Skip to content

Creating a Custom Data Generator with BaseDataGenerator

This guide will walk you through creating a custom data generator using the provided BaseDataGenerator.

Introduction

The ability to programmatically generate data is crucial in scenarios where synthetic or mock data is required, such as in testing, simulations, and more. The provided foundational architecture for data generators allows for flexibility and extensibility, enabling you to create custom data generators tailored to specific needs.

In this guide, we will demonstrate how to create a custom data generator by extending the BaseDataGenerator. Our custom generator will output a list of predefined strings. By following this guide, you'll gain an understanding of the structure and process, enabling you to develop even more complex generators as needed.

Step 1: Subclassing the BaseDataGenerator

First, create a ListStringDataGenerator that simply outputs a list of strings as specified in its configuration.

from typing import Iterator, List

from list_string_data_generator_config import ListStringGeneratorConfig
from yival.data_generators.base_data_generator import BaseDataGenerator
from yival.schemas.common_structures import InputData



class ListStringDataGenerator(BaseDataGenerator):
    def __init__(self, config: 'ListStringGeneratorConfig'):
        super().__init__(config)

    def generate_examples(self) -> Iterator[List[InputData]]:
        for string_data in self.config.strings_to_generate:
            yield [InputData(example_id=self.generate_example_id(string_data), content=string_data)]
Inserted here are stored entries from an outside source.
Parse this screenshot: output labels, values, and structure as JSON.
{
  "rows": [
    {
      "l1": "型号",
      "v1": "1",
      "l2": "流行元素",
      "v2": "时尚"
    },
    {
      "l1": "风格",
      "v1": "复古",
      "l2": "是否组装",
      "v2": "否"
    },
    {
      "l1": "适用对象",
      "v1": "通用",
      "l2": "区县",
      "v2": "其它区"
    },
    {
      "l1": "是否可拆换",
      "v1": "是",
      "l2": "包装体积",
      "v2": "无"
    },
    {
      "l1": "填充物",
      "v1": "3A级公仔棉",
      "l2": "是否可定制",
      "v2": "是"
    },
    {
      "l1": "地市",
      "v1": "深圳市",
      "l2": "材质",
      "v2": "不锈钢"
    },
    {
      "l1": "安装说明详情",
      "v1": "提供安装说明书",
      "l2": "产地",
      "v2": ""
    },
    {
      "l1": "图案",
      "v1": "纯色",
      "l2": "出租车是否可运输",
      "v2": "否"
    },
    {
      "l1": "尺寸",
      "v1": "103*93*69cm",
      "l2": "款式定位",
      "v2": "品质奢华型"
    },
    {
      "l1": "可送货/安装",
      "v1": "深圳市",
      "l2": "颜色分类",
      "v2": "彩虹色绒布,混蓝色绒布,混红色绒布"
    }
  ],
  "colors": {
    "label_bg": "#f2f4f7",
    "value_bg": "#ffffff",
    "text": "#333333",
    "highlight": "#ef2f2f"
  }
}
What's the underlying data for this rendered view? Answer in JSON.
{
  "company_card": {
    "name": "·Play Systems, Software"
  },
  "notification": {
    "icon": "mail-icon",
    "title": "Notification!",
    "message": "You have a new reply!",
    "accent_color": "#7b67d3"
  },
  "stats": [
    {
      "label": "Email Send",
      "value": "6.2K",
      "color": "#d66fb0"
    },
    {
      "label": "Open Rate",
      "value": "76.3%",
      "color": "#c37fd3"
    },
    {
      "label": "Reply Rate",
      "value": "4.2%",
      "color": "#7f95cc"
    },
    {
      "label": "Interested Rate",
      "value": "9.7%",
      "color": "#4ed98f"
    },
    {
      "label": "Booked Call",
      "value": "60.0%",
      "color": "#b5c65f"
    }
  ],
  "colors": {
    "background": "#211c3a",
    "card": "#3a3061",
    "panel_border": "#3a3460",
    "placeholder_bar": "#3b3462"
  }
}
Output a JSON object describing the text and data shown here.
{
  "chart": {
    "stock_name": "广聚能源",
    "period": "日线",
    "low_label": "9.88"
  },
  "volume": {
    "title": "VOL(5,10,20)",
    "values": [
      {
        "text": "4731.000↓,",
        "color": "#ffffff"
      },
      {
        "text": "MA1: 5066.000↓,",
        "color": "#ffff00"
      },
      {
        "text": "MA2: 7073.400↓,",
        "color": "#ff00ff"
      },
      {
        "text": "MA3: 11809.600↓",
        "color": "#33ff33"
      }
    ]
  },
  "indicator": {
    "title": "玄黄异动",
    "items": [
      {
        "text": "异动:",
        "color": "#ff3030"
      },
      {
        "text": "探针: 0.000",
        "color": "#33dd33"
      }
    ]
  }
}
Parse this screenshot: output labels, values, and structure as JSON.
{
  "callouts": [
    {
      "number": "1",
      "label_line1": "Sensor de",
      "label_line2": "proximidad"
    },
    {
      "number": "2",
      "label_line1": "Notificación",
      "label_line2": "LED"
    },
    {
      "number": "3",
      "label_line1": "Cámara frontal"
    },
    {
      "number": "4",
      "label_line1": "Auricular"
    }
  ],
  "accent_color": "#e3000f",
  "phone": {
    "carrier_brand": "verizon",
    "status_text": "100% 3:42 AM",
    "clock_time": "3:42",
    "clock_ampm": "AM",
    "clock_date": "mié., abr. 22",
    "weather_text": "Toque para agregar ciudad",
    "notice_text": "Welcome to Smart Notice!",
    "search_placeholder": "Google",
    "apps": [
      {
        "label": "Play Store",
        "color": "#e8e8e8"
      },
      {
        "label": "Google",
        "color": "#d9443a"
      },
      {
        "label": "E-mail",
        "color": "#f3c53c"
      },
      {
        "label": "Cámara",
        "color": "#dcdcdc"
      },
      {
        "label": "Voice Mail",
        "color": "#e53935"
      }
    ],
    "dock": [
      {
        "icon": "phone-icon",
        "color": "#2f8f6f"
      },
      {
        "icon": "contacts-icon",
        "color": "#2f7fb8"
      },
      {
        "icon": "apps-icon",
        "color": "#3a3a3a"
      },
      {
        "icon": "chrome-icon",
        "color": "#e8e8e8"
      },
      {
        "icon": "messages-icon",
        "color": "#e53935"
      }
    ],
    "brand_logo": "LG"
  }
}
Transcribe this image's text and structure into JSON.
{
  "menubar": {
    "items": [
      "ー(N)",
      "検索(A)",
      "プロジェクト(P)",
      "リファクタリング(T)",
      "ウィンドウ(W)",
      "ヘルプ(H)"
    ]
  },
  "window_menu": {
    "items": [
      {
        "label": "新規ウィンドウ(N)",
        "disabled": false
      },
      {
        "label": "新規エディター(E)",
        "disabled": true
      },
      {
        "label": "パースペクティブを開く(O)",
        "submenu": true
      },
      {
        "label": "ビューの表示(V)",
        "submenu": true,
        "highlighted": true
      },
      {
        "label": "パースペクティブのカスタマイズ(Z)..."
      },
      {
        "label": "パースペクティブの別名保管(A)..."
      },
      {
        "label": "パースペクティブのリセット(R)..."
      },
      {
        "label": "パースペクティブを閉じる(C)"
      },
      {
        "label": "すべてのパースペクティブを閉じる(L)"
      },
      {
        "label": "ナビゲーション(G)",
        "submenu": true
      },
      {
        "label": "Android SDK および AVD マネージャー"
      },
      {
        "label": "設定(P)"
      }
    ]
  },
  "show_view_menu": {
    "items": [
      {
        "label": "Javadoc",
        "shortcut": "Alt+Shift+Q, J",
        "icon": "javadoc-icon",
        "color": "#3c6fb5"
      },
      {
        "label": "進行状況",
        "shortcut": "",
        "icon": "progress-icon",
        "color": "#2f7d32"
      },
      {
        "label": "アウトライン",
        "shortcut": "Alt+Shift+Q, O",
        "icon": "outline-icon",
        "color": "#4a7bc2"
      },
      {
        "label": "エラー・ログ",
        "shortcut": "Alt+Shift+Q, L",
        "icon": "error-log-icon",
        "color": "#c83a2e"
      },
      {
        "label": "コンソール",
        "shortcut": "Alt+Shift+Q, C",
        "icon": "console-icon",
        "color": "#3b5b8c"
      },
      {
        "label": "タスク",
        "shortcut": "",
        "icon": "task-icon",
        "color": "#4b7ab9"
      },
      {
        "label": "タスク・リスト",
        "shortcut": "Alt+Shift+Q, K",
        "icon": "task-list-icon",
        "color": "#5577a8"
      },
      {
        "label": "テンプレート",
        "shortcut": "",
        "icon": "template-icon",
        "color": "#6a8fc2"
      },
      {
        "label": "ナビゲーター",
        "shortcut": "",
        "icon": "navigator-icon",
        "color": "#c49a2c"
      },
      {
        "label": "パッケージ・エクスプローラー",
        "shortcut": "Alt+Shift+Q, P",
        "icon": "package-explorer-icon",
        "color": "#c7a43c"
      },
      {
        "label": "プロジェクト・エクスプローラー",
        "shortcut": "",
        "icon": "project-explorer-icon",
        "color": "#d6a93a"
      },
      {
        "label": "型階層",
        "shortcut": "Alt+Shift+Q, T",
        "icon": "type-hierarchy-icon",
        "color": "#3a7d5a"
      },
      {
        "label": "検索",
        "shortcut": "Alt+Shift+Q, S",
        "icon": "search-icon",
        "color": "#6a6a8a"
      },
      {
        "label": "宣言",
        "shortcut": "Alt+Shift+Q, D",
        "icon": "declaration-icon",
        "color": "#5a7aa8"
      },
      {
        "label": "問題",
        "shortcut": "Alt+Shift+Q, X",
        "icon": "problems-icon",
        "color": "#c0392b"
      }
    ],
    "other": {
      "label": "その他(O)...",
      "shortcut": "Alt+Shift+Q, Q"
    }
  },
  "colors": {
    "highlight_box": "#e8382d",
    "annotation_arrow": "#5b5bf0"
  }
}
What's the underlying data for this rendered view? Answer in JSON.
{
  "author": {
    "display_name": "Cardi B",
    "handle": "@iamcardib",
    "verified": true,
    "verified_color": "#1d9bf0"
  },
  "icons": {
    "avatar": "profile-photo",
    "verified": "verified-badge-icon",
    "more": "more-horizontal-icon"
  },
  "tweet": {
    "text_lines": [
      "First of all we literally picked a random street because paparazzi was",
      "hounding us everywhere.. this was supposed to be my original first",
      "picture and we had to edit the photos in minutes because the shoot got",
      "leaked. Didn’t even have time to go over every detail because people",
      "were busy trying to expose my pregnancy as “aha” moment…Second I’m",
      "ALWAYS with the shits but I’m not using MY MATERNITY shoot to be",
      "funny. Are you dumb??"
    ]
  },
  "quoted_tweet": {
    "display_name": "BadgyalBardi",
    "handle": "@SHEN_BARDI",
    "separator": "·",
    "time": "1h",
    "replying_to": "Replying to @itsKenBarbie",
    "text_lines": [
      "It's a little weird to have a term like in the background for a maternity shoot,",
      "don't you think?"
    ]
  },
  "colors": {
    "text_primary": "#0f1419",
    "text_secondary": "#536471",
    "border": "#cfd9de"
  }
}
Step 2: Providing a Configuration Class

To specify the list of strings our generator should output, define a custom configuration class:

from dataclasses import dataclass, field
from typing import List

from yival.schemas.data_generator_configs import BaseDataGeneratorConfig


@dataclass
class ListStringGeneratorConfig(BaseDataGeneratorConfig):
    """
    Configuration for the ListStringDataGenerator.
    """
    strings_to_generate: List[str] = field(default_factory=list)

Config

In your configuration (YAML), you can now specify the use of this data generator:

custom_data_generators:
  list_string_data_generator:
    class: /path/to/list_string_data_generator.ListStringDataGenerator
    config_cls: /path/to/list_string_data_generator_config.ListStringGeneratorConfig
dataset:
  data_generators:
    list_string_data_generator:
      strings_to_generate:
        - abc
        - def
  source_type: machine_generated